Quando tem temporal sempre lembro disso. E não, antes que perguntem, eu nunca tive medo de dormir na casa da vó Lucy – pelo contrário, eu adorava. Adorava quando passava uma noite no Esplanada, no 475 apartamento 61 da André Puente.
Eu era bem pequena e sim, isso era no século passado, mas até hoje lembro do número do telefone – fixo, pesado, com fio e com um disco numerado, com pequenos elos pra encaixar os dedos e podermos discar.
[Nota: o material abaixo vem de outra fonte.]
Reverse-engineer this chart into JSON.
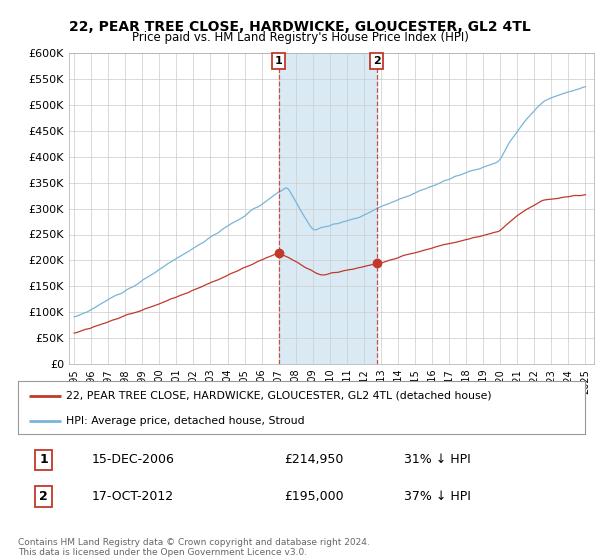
{
  "title": "22, PEAR TREE CLOSE, HARDWICKE, GLOUCESTER, GL2 4TL",
  "subtitle": "Price paid vs. HM Land Registry's House Price Index (HPI)",
  "ytick_values": [
    0,
    50000,
    100000,
    150000,
    200000,
    250000,
    300000,
    350000,
    400000,
    450000,
    500000,
    550000,
    600000
  ],
  "hpi_color": "#7ab4d8",
  "hpi_shade_color": "#daeaf5",
  "price_color": "#c0392b",
  "purchase1_year": 2006.96,
  "purchase2_year": 2012.79,
  "purchase1_price": 214950,
  "purchase2_price": 195000,
  "legend_label_price": "22, PEAR TREE CLOSE, HARDWICKE, GLOUCESTER, GL2 4TL (detached house)",
  "legend_label_hpi": "HPI: Average price, detached house, Stroud",
  "annotation1_text": "15-DEC-2006",
  "annotation1_price_text": "£214,950",
  "annotation1_hpi_text": "31% ↓ HPI",
  "annotation2_text": "17-OCT-2012",
  "annotation2_price_text": "£195,000",
  "annotation2_hpi_text": "37% ↓ HPI",
  "footer": "Contains HM Land Registry data © Crown copyright and database right 2024.\nThis data is licensed under the Open Government Licence v3.0.",
  "background_color": "#ffffff",
  "grid_color": "#cccccc"
}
Quando tocava, alto e estridente, a vó ia até o lugar do telefone, sentava no banquinho ao lado do telefone, olhava pra agenda de papel ao lado do telefone e atendia: “Pronto, 25-59-17”.
(O porquê desse pronto eu nunca soube. Pronto o quê: Pronto, cheguei? Pronto, pára de fazer barulho? Pronto, vou te ouvir? Se alguém souber, me explique)
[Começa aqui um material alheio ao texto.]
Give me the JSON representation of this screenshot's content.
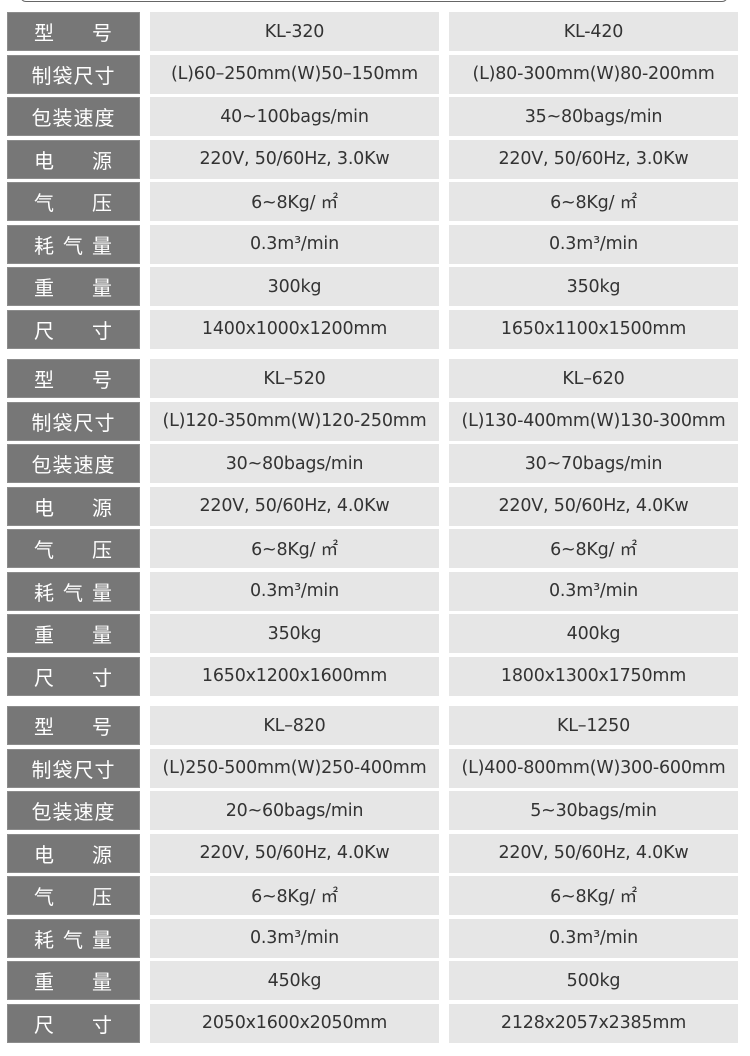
{
  "labels": [
    {
      "parts": [
        "型",
        "号"
      ]
    },
    {
      "text": "制袋尺寸"
    },
    {
      "text": "包装速度"
    },
    {
      "parts": [
        "电",
        "源"
      ]
    },
    {
      "parts": [
        "气",
        "压"
      ]
    },
    {
      "parts": [
        "耗",
        "气",
        "量"
      ]
    },
    {
      "parts": [
        "重",
        "量"
      ]
    },
    {
      "parts": [
        "尺",
        "寸"
      ]
    }
  ],
  "models": [
    {
      "model": "KL-320",
      "bag_size": "(L)60–250mm(W)50–150mm",
      "speed": "40~100bags/min",
      "power": "220V, 50/60Hz, 3.0Kw",
      "air_pressure": "6~8Kg/ ㎡",
      "air_consumption": "0.3m³/min",
      "weight": "300kg",
      "dimensions": "1400x1000x1200mm"
    },
    {
      "model": "KL-420",
      "bag_size": "(L)80-300mm(W)80-200mm",
      "speed": "35~80bags/min",
      "power": "220V, 50/60Hz, 3.0Kw",
      "air_pressure": "6~8Kg/ ㎡",
      "air_consumption": "0.3m³/min",
      "weight": "350kg",
      "dimensions": "1650x1100x1500mm"
    },
    {
      "model": "KL–520",
      "bag_size": "(L)120-350mm(W)120-250mm",
      "speed": "30~80bags/min",
      "power": "220V, 50/60Hz, 4.0Kw",
      "air_pressure": "6~8Kg/ ㎡",
      "air_consumption": "0.3m³/min",
      "weight": "350kg",
      "dimensions": "1650x1200x1600mm"
    },
    {
      "model": "KL–620",
      "bag_size": "(L)130-400mm(W)130-300mm",
      "speed": "30~70bags/min",
      "power": "220V, 50/60Hz, 4.0Kw",
      "air_pressure": "6~8Kg/ ㎡",
      "air_consumption": "0.3m³/min",
      "weight": "400kg",
      "dimensions": "1800x1300x1750mm"
    },
    {
      "model": "KL–820",
      "bag_size": "(L)250-500mm(W)250-400mm",
      "speed": "20~60bags/min",
      "power": "220V, 50/60Hz, 4.0Kw",
      "air_pressure": "6~8Kg/ ㎡",
      "air_consumption": "0.3m³/min",
      "weight": "450kg",
      "dimensions": "2050x1600x2050mm"
    },
    {
      "model": "KL–1250",
      "bag_size": "(L)400-800mm(W)300-600mm",
      "speed": "5~30bags/min",
      "power": "220V, 50/60Hz, 4.0Kw",
      "air_pressure": "6~8Kg/ ㎡",
      "air_consumption": "0.3m³/min",
      "weight": "500kg",
      "dimensions": "2128x2057x2385mm"
    }
  ]
}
Lembro de ver temporais olhando pro colégio Bom Conselho da sacada, sacada essa que tinha uma gradezinha e ao pensar nisso agora me parece que era tipo uma grelha protetora branca, quadriculada, com a estrutura fixada por tubos na parte de baixo protegendo os pés e de cima guardando as pessoas. Mas lembro, criança, de bater a testa no tubo de cima, o que significa que essa guarda não guardava adulto algum. Eu deveria ter o que, 7, 8 anos?
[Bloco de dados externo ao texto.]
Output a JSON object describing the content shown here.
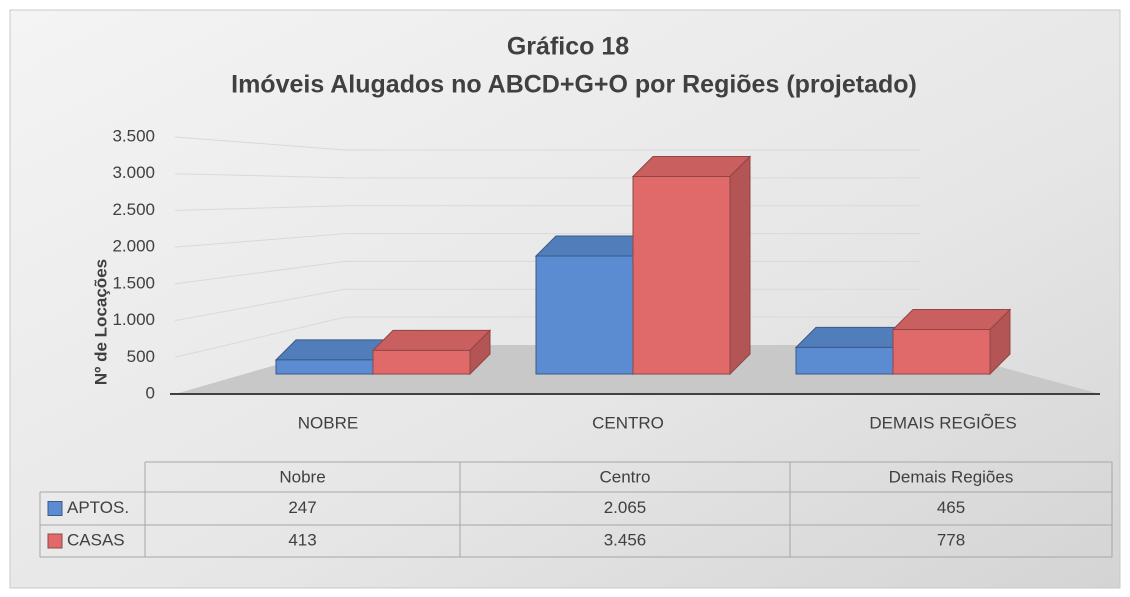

Mas também posso estar fantasiando minha idade e altura – ajuda aí, mãe.
Lembro também que nessa sacada tinha uma mesa tri, que foi de várias cores: branca, marrom, verde, preta. Uma mesa de rua que na época era bem estilosa, imagino: o pé e o apoio do tampo uma coisa só, tubular, no mesmo estilo do tubo da proteção da sacada. Certamente era avantgarde, o fino lá no final dos aos 70. Essa mesa, pasmem, pintada, repintada, reformada sei lá quantas vezes e com um tampo de madeira que deve ter mais de 10 anos, mora na casa dos meus pais. Ali servimos os churrascos de domingo e uns lanches fora de hora.
Mas e o medo de dormir na vó afinal, era pega ratão?
Não, porque pensar na casa da vó me traz um sorriso no rosto, enche meu olho d’água, me dá saudade e me lembra de um medo infantil que eu tinha – e descobri que a Mattos também tinha, e descobrirei eu sei que alguns de vocês gaúchos que estão lendo também tinham, tenho certeza.
Saudade eu tenho chocolate Kri com gosto de armário – porque a vó comprava as pequenas barras, altas e bem crocantes, e guardava em diferentes lugares pros netos não comerem muito rápido. O esconderijo que descobri era no armário da sala, lindo, de madeira pesada, lugar perfeito – vai ver foi com Kris amadeirados que comecei a treinar meu paladar pro vinho.
Saudade de pegar o elevador e descer pra comprar torradas de queijo no Joe’s, não comprar bebida e economizar o troco pra levar junto umas revistinhas do revisteiro do lado. Saudade de ouvir a vó lendo e contando historinhas pra eu dormir depois de tomar um bom banho de banheira no banheiro azulejado compriiiiiiido, no final do corredor.
Mas quando eu dormia lá no sábado, lembro que acordava domingo com medo, e algumas vezes demorava pra sair da cama. A vó Lucy levantava cedo, ia pra sala, abria as cortinas, ligava a televisão num volume alto e sentava no sofá pra ver Campo e Lavoura, nesse momento começava a música e eu puxava as cobertas…(dê play nesse link, escute um pouco e se segure pra não ter spoiler se começar a ler o parágrafo de baixo antes de começar a música)
https://youtu.be/aXt7CF7okYY?si=zMgxrmppEYJzOW8S
Escutando o grupo Caverá tocando Homens de Preto hoje eu sorrio e fico feliz, porque lembro de muitas coisas legais, mas naquela época eu confesso que tinha um certo medo. Ironicamente, quase 20 anos depois disso, jornalista formada, fui trabalhar no grupo RBS no…Campo e Lavoura, porém na Zero Hora e não na TV. Tenho certeza que nesse momento a vó Lucy, seja lá onde estivesse, deve ter dito: não é nada, é só uma música, e me dado um beijo com cheiro de talco e Cashmere Bouquet.